Type 2 diabetes most often develops in people over the age of 45, but more and more children, adolescents and young adults are also developing diabetes. Blood sugar-lowering drugs can be expensive, and injecting insulin has several side effects, including the risk of low blood sugar and weight gain.
The new procedure that uses controlled electrical pulses to induce changes in the lining of the first part of the small intestine offers hope that patients with type 2 diabetes can stop taking insulin.
“The potential for diabetes control with a single endoscopic treatment is spectacular,”
explains one of the lead authors, Celine Busch, a researcher in gastroenterology at the Medical Center of the University of Amsterdam: “one of the biggest advantages of this treatment is that a single outpatient endoscopic procedure can control blood sugar levels, which is a big improvement over drug therapy, where patients take medication daily”.
The study, preliminary, is conducted in 14 patients who underwent an endoscopic procedure in which alternating electrical pulses were delivered to the duodenum, a part of the lining of the small intestine located just below the stomach.

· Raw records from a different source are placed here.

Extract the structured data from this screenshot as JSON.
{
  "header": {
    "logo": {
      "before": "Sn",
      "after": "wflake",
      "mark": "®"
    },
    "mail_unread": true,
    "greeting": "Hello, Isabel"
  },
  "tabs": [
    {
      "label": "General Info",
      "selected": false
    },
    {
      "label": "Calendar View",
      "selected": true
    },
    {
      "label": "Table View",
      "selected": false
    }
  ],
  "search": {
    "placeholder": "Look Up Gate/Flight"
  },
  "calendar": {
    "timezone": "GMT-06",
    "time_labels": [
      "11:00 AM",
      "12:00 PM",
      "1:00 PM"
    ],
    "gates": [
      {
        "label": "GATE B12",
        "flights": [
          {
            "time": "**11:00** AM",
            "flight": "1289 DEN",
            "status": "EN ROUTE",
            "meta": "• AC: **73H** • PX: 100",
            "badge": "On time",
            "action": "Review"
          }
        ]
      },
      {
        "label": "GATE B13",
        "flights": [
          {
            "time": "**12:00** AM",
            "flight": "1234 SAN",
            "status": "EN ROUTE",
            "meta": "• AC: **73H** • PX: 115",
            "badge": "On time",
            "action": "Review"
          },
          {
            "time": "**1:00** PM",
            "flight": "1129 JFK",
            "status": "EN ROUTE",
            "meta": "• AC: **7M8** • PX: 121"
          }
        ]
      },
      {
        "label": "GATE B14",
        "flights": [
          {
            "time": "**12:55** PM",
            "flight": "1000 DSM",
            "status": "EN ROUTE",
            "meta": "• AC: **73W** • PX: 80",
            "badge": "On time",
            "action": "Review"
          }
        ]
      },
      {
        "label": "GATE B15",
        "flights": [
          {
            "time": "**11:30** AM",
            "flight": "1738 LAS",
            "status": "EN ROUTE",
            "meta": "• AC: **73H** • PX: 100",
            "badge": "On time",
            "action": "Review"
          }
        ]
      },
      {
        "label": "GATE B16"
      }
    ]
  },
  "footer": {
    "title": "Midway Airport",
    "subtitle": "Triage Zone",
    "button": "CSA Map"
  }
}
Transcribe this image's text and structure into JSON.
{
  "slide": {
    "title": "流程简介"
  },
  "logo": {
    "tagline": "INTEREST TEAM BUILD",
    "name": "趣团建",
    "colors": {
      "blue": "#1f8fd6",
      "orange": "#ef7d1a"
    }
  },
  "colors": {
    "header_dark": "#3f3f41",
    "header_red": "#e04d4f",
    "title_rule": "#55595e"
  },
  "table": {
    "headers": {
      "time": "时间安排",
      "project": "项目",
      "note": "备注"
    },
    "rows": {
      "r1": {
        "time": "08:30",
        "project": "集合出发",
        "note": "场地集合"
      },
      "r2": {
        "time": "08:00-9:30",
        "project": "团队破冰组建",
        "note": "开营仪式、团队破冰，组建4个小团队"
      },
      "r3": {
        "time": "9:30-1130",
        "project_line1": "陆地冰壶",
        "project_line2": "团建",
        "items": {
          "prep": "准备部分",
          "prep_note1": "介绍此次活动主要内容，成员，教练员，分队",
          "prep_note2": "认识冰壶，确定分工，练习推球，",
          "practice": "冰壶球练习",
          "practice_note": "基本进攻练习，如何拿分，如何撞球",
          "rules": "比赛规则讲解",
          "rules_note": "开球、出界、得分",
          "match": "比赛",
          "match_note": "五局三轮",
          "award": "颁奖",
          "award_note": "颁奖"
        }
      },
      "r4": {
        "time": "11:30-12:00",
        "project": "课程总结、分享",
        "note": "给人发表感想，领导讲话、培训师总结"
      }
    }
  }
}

After the hour-long procedure, the patients were put on a calorie-restricted liquid diet for 2 weeks and then started taking semaglutide, a diabetes drug, up to 1 mg per week. Semaglutide alone sometimes allows patients with type 2 diabetes to stop taking insulin, but only in about 20% of cases. In this study,
- 12 of the 14 patients, or 86%, maintained good glycemic control without insulin for one year;
- this suggests that the improvement is related to the procedure and not just to the semaglutide.
- A future double-blind randomized controlled trial will have to confirm these results. But whereas drug therapy provides disease control and only reduces hyperglycemia as long as the patient continues to take the drug, the endoscopic procedure is truly disease-modifying in that it
that it reverses the body’s resistance to its own insulin,
- the root cause of type 2 diabetes.
What reasoning, what process? The researchers point to previous studies that have suggested that a type of bariatric surgery, gastric bypass, provides improved insulin control immediately after surgery, even before weight loss, indicating that bypassing this part of the small intestine plays a role in the glycemic control of type 2 diabetes. The researchers therefore hypothesized that chronic exposure to a diet high in sugar and calories leads to an as yet unknown change in this part of the small intestine , making the body resistant to its own insulin. From there, they hypothesized that rejuvenating the tissues of this part of the intestine would improve the body’s ability to respond to its own insulin, especially in patients with type 2 diabetes whose body still produces insulin. From there was born the concept of electrical stimulation, via endoscopy.
The study was fully funded by Endogenex, the company that developed the technology for this endoscopic procedure.